Wang Weiyu wollte ursprünglich mit Du Cheng ihre Aussage proben, um nicht entlarvt zu werden, denn nachdem sie am Telefon ihre Krankheit erwähnt hatte, begann Du Cheng sofort, alles zu arrangieren, ohne ihr die Möglichkeit zu geben, noch etwas zu sagen.
Als sie Du Cheng jedoch so sah, war ihr alles andere ab diesem Zeitpunkt egal.
Für sie war das Leben ihres Vaters wichtiger als alles andere; alles andere konnte warten.
Du Cheng stieß daraufhin die Tür zum Operationssaal auf, und sofort richteten sich alle Blicke im Saal auf ihn.
In der gesamten Halle befanden sich neben Wang Ze und Qiu Guifang auch der Krankenhausdirektor, acht hochqualifizierte Krankenschwestern und acht der erfahrensten Chirurgen. Alle bereiteten sich auf diese Operation vor.

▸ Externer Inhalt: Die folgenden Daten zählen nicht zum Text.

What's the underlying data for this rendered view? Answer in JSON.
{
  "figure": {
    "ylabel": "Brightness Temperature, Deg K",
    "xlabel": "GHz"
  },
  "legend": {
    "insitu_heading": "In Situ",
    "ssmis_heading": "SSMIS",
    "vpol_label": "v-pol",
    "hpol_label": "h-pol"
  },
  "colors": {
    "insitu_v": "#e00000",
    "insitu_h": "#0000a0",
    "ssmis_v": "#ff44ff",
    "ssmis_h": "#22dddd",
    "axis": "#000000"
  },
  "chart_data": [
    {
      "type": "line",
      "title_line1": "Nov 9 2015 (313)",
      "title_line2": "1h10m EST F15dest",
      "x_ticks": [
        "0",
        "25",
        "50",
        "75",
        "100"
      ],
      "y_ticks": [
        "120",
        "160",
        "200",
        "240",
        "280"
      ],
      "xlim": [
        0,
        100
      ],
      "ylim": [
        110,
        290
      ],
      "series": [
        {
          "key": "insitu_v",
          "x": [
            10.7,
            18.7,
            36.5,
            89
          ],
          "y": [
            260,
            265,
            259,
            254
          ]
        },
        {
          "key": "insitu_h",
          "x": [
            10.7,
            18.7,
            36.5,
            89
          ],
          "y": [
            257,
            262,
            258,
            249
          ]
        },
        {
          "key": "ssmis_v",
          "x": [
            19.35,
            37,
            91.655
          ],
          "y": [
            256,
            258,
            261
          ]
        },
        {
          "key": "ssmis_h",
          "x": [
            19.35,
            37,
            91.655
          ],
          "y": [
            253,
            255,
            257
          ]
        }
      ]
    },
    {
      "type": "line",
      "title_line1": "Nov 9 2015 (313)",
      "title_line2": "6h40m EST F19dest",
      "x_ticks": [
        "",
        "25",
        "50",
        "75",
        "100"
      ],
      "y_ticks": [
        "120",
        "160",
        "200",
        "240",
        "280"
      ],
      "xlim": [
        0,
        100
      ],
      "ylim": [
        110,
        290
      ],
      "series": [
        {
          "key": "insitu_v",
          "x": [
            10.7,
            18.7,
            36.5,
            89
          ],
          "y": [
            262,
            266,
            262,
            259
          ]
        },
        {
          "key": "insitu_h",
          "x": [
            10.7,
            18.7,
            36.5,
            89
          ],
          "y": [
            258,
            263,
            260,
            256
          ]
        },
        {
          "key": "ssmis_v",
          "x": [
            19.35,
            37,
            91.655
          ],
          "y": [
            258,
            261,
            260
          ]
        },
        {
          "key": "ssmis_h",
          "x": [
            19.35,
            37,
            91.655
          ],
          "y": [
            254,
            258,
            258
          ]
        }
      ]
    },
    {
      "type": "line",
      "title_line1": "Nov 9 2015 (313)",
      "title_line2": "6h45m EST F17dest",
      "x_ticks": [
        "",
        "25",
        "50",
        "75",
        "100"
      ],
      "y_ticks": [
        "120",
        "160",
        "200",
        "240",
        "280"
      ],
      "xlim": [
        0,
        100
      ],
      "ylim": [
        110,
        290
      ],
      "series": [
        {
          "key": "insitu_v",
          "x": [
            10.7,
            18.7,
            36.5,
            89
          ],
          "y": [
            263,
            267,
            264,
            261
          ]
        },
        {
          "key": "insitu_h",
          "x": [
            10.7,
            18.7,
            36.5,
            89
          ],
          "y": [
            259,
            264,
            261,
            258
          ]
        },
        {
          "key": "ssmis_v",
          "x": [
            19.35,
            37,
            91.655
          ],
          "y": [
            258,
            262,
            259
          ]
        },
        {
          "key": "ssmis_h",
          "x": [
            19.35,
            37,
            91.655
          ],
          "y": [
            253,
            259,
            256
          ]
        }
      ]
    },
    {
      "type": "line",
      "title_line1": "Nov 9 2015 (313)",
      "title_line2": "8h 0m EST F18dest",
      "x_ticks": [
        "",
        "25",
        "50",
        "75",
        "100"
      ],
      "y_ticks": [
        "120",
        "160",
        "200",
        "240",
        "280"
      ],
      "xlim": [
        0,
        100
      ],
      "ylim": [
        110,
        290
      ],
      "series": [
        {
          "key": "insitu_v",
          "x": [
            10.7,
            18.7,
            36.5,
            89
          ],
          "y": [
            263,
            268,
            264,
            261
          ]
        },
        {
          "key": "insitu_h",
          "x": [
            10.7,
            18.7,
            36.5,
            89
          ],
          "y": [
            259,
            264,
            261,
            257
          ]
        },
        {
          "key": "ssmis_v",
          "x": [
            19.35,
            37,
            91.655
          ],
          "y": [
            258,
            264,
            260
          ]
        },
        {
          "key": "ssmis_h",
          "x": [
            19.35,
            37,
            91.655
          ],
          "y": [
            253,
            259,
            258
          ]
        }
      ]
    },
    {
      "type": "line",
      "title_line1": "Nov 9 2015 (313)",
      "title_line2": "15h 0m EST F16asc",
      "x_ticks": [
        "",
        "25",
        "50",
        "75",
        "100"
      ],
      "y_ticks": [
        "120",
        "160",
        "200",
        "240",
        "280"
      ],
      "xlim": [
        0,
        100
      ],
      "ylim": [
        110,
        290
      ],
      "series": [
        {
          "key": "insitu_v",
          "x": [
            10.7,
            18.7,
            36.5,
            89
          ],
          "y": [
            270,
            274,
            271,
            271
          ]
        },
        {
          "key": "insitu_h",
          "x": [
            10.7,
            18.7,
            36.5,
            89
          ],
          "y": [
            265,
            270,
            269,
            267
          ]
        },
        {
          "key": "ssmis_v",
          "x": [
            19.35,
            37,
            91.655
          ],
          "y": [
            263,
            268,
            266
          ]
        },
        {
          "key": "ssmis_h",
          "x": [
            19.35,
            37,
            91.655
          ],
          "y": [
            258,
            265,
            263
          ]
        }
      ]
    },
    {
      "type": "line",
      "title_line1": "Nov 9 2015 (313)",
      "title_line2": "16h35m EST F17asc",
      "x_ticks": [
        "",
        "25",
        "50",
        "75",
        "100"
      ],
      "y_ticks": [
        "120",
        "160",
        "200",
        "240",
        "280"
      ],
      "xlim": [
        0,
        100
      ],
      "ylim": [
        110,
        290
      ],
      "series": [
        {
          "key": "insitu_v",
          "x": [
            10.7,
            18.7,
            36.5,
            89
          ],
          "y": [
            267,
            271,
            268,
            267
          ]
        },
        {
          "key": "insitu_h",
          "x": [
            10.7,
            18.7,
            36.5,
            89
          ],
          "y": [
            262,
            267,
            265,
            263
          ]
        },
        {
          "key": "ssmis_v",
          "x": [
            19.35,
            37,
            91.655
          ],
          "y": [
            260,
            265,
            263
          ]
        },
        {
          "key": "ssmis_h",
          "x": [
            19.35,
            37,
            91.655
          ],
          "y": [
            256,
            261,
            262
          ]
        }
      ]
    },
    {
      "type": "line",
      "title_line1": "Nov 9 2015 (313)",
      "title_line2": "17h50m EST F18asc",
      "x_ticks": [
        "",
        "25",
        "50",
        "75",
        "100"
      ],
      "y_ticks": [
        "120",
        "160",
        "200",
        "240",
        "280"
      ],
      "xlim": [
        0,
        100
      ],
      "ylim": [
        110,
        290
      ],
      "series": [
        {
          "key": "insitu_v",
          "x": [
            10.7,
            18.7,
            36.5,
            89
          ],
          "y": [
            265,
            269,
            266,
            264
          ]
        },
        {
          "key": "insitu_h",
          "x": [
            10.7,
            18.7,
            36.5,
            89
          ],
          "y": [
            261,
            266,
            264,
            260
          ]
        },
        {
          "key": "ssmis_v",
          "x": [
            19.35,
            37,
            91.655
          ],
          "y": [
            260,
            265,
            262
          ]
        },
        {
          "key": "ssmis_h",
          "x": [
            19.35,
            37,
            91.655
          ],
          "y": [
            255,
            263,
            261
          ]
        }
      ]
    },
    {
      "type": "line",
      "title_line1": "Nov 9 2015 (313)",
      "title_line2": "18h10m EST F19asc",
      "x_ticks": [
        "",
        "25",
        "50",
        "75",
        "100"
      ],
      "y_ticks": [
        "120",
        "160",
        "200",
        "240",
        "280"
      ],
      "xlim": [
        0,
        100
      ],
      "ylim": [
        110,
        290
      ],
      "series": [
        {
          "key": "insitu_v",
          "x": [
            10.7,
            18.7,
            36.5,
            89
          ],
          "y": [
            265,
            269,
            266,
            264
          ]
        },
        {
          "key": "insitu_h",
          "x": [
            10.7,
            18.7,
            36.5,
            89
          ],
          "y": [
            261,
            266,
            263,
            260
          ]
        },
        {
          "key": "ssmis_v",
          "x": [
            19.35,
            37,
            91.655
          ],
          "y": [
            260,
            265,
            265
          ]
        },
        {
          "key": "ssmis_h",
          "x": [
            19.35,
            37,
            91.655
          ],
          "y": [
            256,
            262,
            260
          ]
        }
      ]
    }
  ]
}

Auch Wang Jichu war anwesend; er lag auf dem Krankenhausbett und war bereit, jederzeit in den Operationssaal geschoben zu werden.
Wang Jichu lag zu diesem Zeitpunkt jedoch bereits im Koma. Hätte er sich keiner Operation unterzogen, hätte er, selbst wenn er aufwachen würde, wahrscheinlich nicht mehr lange gelebt.
Unter diesen Umständen war eine Operation äußerst dringend.
Abgesehen von Qiu Guifang und Wang Ze, die wussten, dass Du Cheng dort war, um eine Operation durchzuführen, waren die anderen Krankenhausdirektoren und andere Beteiligte sich dessen nicht bewusst.
"Du Cheng, kannst du deinem Onkel wirklich vertrauen?"